Brazil // Manchester
Letícia Marques is a Brazilian visual anthropologist and artist based in the United Kingdom. Working primarily with acrylic on paper, her practice explores the body, sensation, and memory through colour and gesture. Her work moves between visceral self-portraiture and abstraction, engaging themes of vulnerability, transformation, and place. She holds a PhD in Social Sciences and works across artistic and research contexts.
My work is grounded in bodily experience and sensory memory. The self-portraits emerge from an exploration of corporeal fluids and their colours — red, yellow, brown — referencing menstruation, urine, digestion, and bodily pain. These works are deliberately visceral. They deal with what is usually hidden or considered uncomfortable, using colour and distortion to evoke states of vulnerability, intensity, and physical presence. The body appears fragmented, exaggerated, or unstable, reflecting moments when sensation overtakes control.

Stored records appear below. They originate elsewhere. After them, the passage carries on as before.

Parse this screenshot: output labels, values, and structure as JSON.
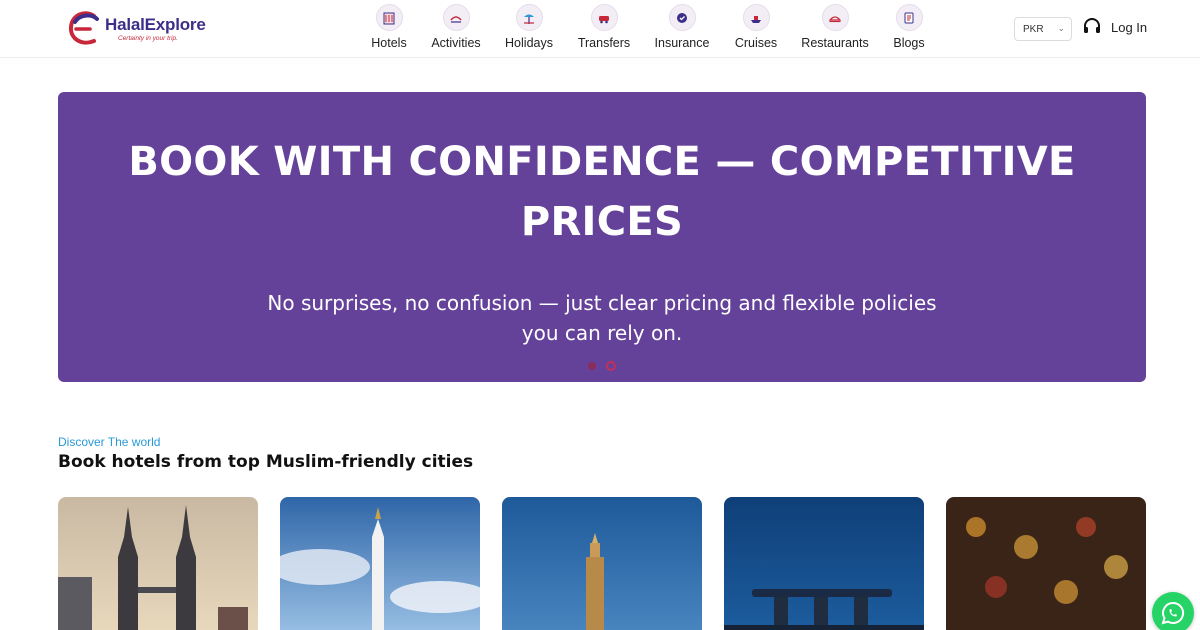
{
  "brand": {
    "name": "HalalExplore",
    "tagline": "Certainty in your trip."
  },
  "nav": {
    "items": [
      {
        "label": "Hotels",
        "icon": "hotel-icon"
      },
      {
        "label": "Activities",
        "icon": "activities-icon"
      },
      {
        "label": "Holidays",
        "icon": "holidays-icon"
      },
      {
        "label": "Transfers",
        "icon": "transfers-icon"
      },
      {
        "label": "Insurance",
        "icon": "insurance-icon"
      },
      {
        "label": "Cruises",
        "icon": "cruises-icon"
      },
      {
        "label": "Restaurants",
        "icon": "restaurants-icon"
      },
      {
        "label": "Blogs",
        "icon": "blogs-icon"
      }
    ]
  },
  "header": {
    "currency": "PKR",
    "login_label": "Log In"
  },
  "hero": {
    "title": "BOOK WITH CONFIDENCE — COMPETITIVE PRICES",
    "subtitle": "No surprises, no confusion — just clear pricing and flexible policies you can rely on.",
    "slide_count": 2,
    "active_slide": 2
  },
  "section": {
    "eyebrow": "Discover The world",
    "title": "Book hotels from top Muslim-friendly cities"
  },
  "colors": {
    "hero_bg": "#64429a",
    "brand_purple": "#3c2f8a",
    "brand_red": "#c6283a",
    "eyebrow_blue": "#2a9ad6",
    "whatsapp_green": "#25d366"
  }
}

Alongside these works, my abstract paintings are rooted in place. They respond to my experience of living in Boarhills, on the east coast of Scotland, where seasonal shifts and changing landscapes had a profound visual and emotional impact on me. The movement of colour, dry brushstrokes, and layered textures reflect transitions between seasons, light, and weather, translating landscape into sensation rather than representation.
Across both figurative and abstract works, painting functions as a form of embodied observation. Colour becomes a language for pain, memory, environment, and transformation. Rather than seeking resolution or harmony, these works remain open, attentive to flux, instability, and the ways bodies and places leave lasting marks.